5. Cryptojacking attacks
A
relatively new addition to the list of relevant mobile threats, cryptojacking
is a type of attack where someone uses a device to mine for cryptocurrency
without the owner's knowledge. If all that sounds like a lot of technical
mumbo-jumbo, just know this: The cryptomining process uses your company's
devices for someone else's gain. It leans heavily on your technology
to do it — which means affected phones will probably experience poor battery
life and could even suffer from damage due to overheating components.
While
cryptojacking originated on the desktop, it saw a surge on mobile from late
2017 through the early part of 2018. Unwanted cryptocurrency mining made up a
third of all attacks in the first half of 2018, according to a Skybox Security analysis, with a 70
percent increase in prominence during that time compared to the previous
half-year period. And mobile-specific cryptojacking attacks absolutely exploded
between October and November of 2017, when the number of mobile devices
affected saw a 287 percent surge, according to a Wanderareport.
Since
then, things have cooled off somewhat, especially in the mobile domain — a move
aided largely by the banning of cryptocurrency mining apps from both Apple's iOS App Store and the
Android-associated Google Play Store in June and July,
respectively. Still, security firms note that attacks continue to see some
level of success via mobile websites (or even just rogue ads on mobile
websites) and through apps downloaded from unofficial third-party markets.
Analysts
have also noted the possibility of cryptojacking via internet-connected set-top
boxes, which some businesses may use for streaming and video casting. According
to security firm Rapid7, hackers have found a way to take advantage of an
apparent loophole that makes the Android Debug Bridge — a command-linetool intended only for developer use — accessible and ripe
for abuse on such products.
For
now, there's no great answer — aside from selecting devices carefully and
sticking with a policy that requires users to download apps only from a
platform's official storefront, where the potential for cryptojacking code is
markedly reduced — and realistically, there's no indication that most companies
are under any significant or immediate threat, particularly given the preventative
measures being taken across the industry. Still, given the fluctuating
activity and rising interest in this area over the past months, it's something
well worth being aware of and keeping an eye on as 2019 progresses.
6. Poor password hygiene
You'd
think we'd be past this point by now, but somehow, users still aren't securing
their accounts properly — and when they're carrying phones that contain both
company accounts and personal sign-ins, that can be
particularly problematic.
A new survey by Google and Harris Poll
found just over half of Americans, based on the survey's sample, reuse
passwords across multiple accounts.
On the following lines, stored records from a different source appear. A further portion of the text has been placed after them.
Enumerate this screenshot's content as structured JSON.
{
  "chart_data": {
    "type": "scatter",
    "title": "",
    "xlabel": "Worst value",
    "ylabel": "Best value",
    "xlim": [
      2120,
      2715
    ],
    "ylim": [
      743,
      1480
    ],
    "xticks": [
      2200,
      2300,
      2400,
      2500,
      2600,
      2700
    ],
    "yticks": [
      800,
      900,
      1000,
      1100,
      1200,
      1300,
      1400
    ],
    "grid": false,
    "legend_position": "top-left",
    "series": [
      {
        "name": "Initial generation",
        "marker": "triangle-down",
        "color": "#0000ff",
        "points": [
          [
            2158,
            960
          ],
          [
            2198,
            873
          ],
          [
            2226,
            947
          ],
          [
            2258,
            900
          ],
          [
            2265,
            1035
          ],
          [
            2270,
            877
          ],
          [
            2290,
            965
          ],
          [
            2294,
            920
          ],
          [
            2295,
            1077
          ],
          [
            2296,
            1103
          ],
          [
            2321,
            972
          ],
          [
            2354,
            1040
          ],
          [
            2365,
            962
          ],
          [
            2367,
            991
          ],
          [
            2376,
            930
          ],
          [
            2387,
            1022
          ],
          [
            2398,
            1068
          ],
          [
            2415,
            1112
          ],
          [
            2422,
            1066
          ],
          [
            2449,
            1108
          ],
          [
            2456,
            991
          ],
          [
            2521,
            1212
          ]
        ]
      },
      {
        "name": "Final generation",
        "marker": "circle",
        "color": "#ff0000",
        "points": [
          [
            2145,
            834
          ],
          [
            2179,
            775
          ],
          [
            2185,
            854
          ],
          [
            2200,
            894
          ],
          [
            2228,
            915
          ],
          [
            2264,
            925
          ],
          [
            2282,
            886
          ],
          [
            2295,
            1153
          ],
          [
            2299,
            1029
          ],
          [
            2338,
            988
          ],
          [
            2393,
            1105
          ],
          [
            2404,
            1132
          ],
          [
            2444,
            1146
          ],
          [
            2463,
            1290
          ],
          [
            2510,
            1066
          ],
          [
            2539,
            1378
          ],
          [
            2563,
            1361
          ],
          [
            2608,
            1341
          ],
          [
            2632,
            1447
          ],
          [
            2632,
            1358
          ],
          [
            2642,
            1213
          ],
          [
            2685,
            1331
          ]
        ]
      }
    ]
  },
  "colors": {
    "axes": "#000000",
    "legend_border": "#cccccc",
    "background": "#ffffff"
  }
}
Equally concerning, nearly a third aren't
using two-factor authentication (or don't
even know if they're using it — which might be a little worse).
And only a quarter of people are actively using a password manager, which suggests the vast
majority of folks probably don't have particularly strong passwords in most
places, since they're presumably generating and remembering them on their own.
Things
only get worse from there: According to a 2018 LastPass analysis, a full half of
professionals use the same passwords for both work and personal accounts. And
if that isn't enough, an average employee shares about six passwords
with a co-worker over the course of his or her employment, the analysis found.
Lest
you think this is all much ado about nothing, in 2017, Verizon found that weak or stolen
passwords were to blame for more than 80 percent of hacking-related
breaches in businesses. From a mobile device in particular — where workers want
to sign in quickly to various apps, sites, and services — think about the risk
to your organization's data if even just one person is sloppily typing in the
same password they use for a company account into a prompt on a random retail
site, chat app, or message forum. Now combine that risk
with the aforementioned risk of Wi-Fi interference, multiple it by the total
number of employees in your workplace, and think about the layers of likely
exposure points that are rapidly adding up.